Spokane, Wash. — Tom Izzo began his first NCAA Tournament press conference by saying he "gave up talking about injuries and officials for Lent."
That was in response to a question about injuries, of course — the first one he fielded Wednesday at Spokane Arena came from the New York Times — and was followed not long after by one about officiating.
Talk about Catholic guilt, huh?
Both subjects are hard to avoid for Michigan State's coach. And while his team seems to have put the injury bug behind it, there's a pretty good chance the whistles are going to bug Izzo — and many of his peers — at some point in this tournament.
This season's rules emphasis in college basketball, altering the enforcement of hand-checking on defense (Rule 10-1-4) and the interpretation of block/charge calls (Rule 4-17-4), was designed to increase scoring — it reached a 32-year low last season as teams averaged 67.5 ppg) — and speed up the game.
Scoring was up nearly 5 percent overall, and while some of that is attributable to an increase in fouls and free throws, the game will better for it, even if some coaches don't agree. The "organized fouling" — as ESPN analyst Jay Bilas calls it — had gotten out of hand, and to be honest, few teams put their hands on opponents better than Izzo's did over the last decade or so.
But an apparent back-sliding of the new standard during conference play — John Adams, the NCAA coordinator of officials, even called out refs publicly in January — only made things more confusing for everyone. While touch falls are drawing whistles on the perimeter, it's no-holds-barred in the post at times.

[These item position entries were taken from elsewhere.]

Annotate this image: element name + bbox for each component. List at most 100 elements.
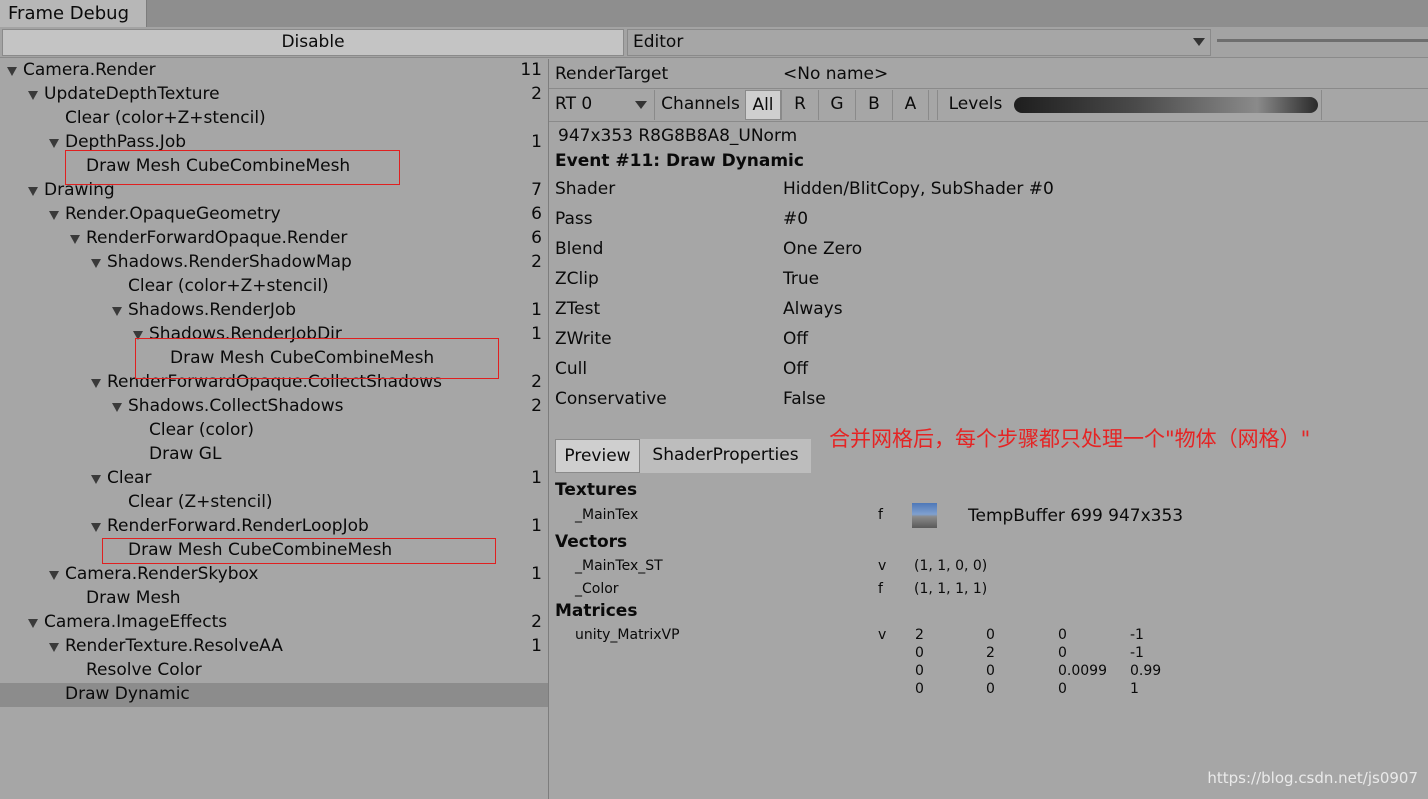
matrix-type: v xyxy=(878,627,887,643)
matrix-cell: 0 xyxy=(915,645,924,661)
expand-triangle-icon[interactable] xyxy=(49,139,59,148)
tree-row-label: RenderTexture.ResolveAA xyxy=(65,636,283,656)
tree-row[interactable]: Camera.ImageEffects 2 xyxy=(0,611,548,635)
tree-row-count: 7 xyxy=(531,180,542,200)
matrix-cell: 0 xyxy=(1058,627,1067,643)
expand-triangle-icon[interactable] xyxy=(91,259,101,268)
matrix-cell: 0.99 xyxy=(1130,663,1162,679)
expand-triangle-icon[interactable] xyxy=(91,523,101,532)
channel-g-button[interactable]: G xyxy=(818,90,855,120)
vector-type: f xyxy=(878,581,883,597)
tree-row-label: Camera.ImageEffects xyxy=(44,612,228,632)
expand-triangle-icon[interactable] xyxy=(49,571,59,580)
expand-triangle-icon[interactable] xyxy=(28,619,38,628)
matrix-name: unity_MatrixVP xyxy=(575,627,680,643)
tree-row[interactable]: Clear (Z+stencil) xyxy=(0,491,548,515)
expand-triangle-icon[interactable] xyxy=(91,475,101,484)
tree-row-label: Draw Mesh xyxy=(86,588,181,608)
tree-row[interactable]: RenderTexture.ResolveAA 1 xyxy=(0,635,548,659)
state-label: Blend xyxy=(555,239,604,259)
tree-row-label: Clear (color+Z+stencil) xyxy=(128,276,329,296)
render-target-label: RenderTarget xyxy=(555,64,669,84)
state-label: Shader xyxy=(555,179,616,199)
state-label: ZWrite xyxy=(555,329,612,349)
tree-row[interactable]: RenderForwardOpaque.Render 6 xyxy=(0,227,548,251)
tree-row-count: 2 xyxy=(531,252,542,272)
matrix-cell: 2 xyxy=(915,627,924,643)
annotation-note: 合并网格后，每个步骤都只处理一个"物体（网格）" xyxy=(829,427,1311,451)
tree-row-count: 6 xyxy=(531,204,542,224)
target-select[interactable]: Editor xyxy=(627,29,1211,56)
expand-triangle-icon[interactable] xyxy=(7,67,17,76)
state-value: Always xyxy=(783,299,843,319)
matrix-cell: 0 xyxy=(986,663,995,679)
tree-row[interactable]: Clear (color+Z+stencil) xyxy=(0,107,548,131)
channel-a-button[interactable]: A xyxy=(892,90,929,120)
channel-r-button[interactable]: R xyxy=(781,90,818,120)
levels-label: Levels xyxy=(937,90,1013,120)
tree-row[interactable]: Shadows.RenderShadowMap 2 xyxy=(0,251,548,275)
tree-row-label: Resolve Color xyxy=(86,660,202,680)
tree-row-label: Clear (color) xyxy=(149,420,254,440)
expand-triangle-icon[interactable] xyxy=(49,211,59,220)
expand-triangle-icon[interactable] xyxy=(28,91,38,100)
expand-triangle-icon[interactable] xyxy=(49,643,59,652)
tree-row-count: 1 xyxy=(531,300,542,320)
tree-row[interactable]: UpdateDepthTexture 2 xyxy=(0,83,548,107)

And on the eve of the tournament, Izzo was hardly the only one wondering what to expect.
"Every year that I've been in the Tournament, different things happen," he said Wednesday. "Usually it goes back to more physical brand of ball. But I just think there's more unknowns this year. …
"I mean, you always have to worry about your best players being on the bench too much. And that can change a game faster than 3-point shooting, bad defense, anything else. So, my concerns would be trying to figure out how the game is going to be called and adjust to it without making my players fret over it, if that makes any sense."
It does, even if the officials don't right now.
Whistles while you work
Colorado coach Tad Boyle was busy bracing his players for their Tournament opener against a physical Pittsburgh team accustomed to "rock 'em sock 'em" play, even as he reminded them not to worry about it.
"You look at the way the officiating was handled in the Pac-12 tournament relative to the way it was handled in November and December, and it's two totally different games," Boyle said, lamenting some of the low-scoring slugfests he witnessed last week in Las Vegas. "So one of the things we talked to our guys about is you have to put the ball in the basket. You can't play for the whistle or play to get the whistle."
You can argue the whistles, I suppose. A little lobbying never hurts. But don't expect officials to react the way they used to, especially with their own postseason advancement tied to enforcement of the new standard.
Michigan's John Beilein went more than two years without drawing a technical foul on the sideline. But he picked up two in the last two weeks, though Sunday's in Big Ten tournament final against Michigan State actually stemmed from a blatant traveling call that ref Mike Kitts missed.
Still, Beilein acknowledged earlier this month, "It's difficult for the coaches right now. It's such a big change and it's just hard to play defense."
Nobody seems to have a solid read on the interpretation of the block/charge call that leaves players shaking their heads while lying flat on their backs under the basket. Last week, I asked Michigan's fifth-year senior center Jordan Morgan, one of the Big Ten's savvier post defenders, if he knew what a charge was from one minute to the next in games these days, and he just laughed and shook his head.
"No idea," he said.
Adams and others will tell you they're finally getting the calls right now. If you ask me, they're still whistling far too many charges. (Syracuse coach Jim Boeheim threw in the towel with a memorable tirade after a blown call at Duke back in February.)
And I tend to agree with Izzo and Dick Vitale and others about the need to increase the five-foul limit to six per player. Ditto a reduced shot clock — 35 seconds feels like an eternity.
None of that's going to help the pending madness this March, though.
"It's going to be interesting to see how it goes," Izzo said.
Even more interesting, perhaps, to see how the coaches handle it.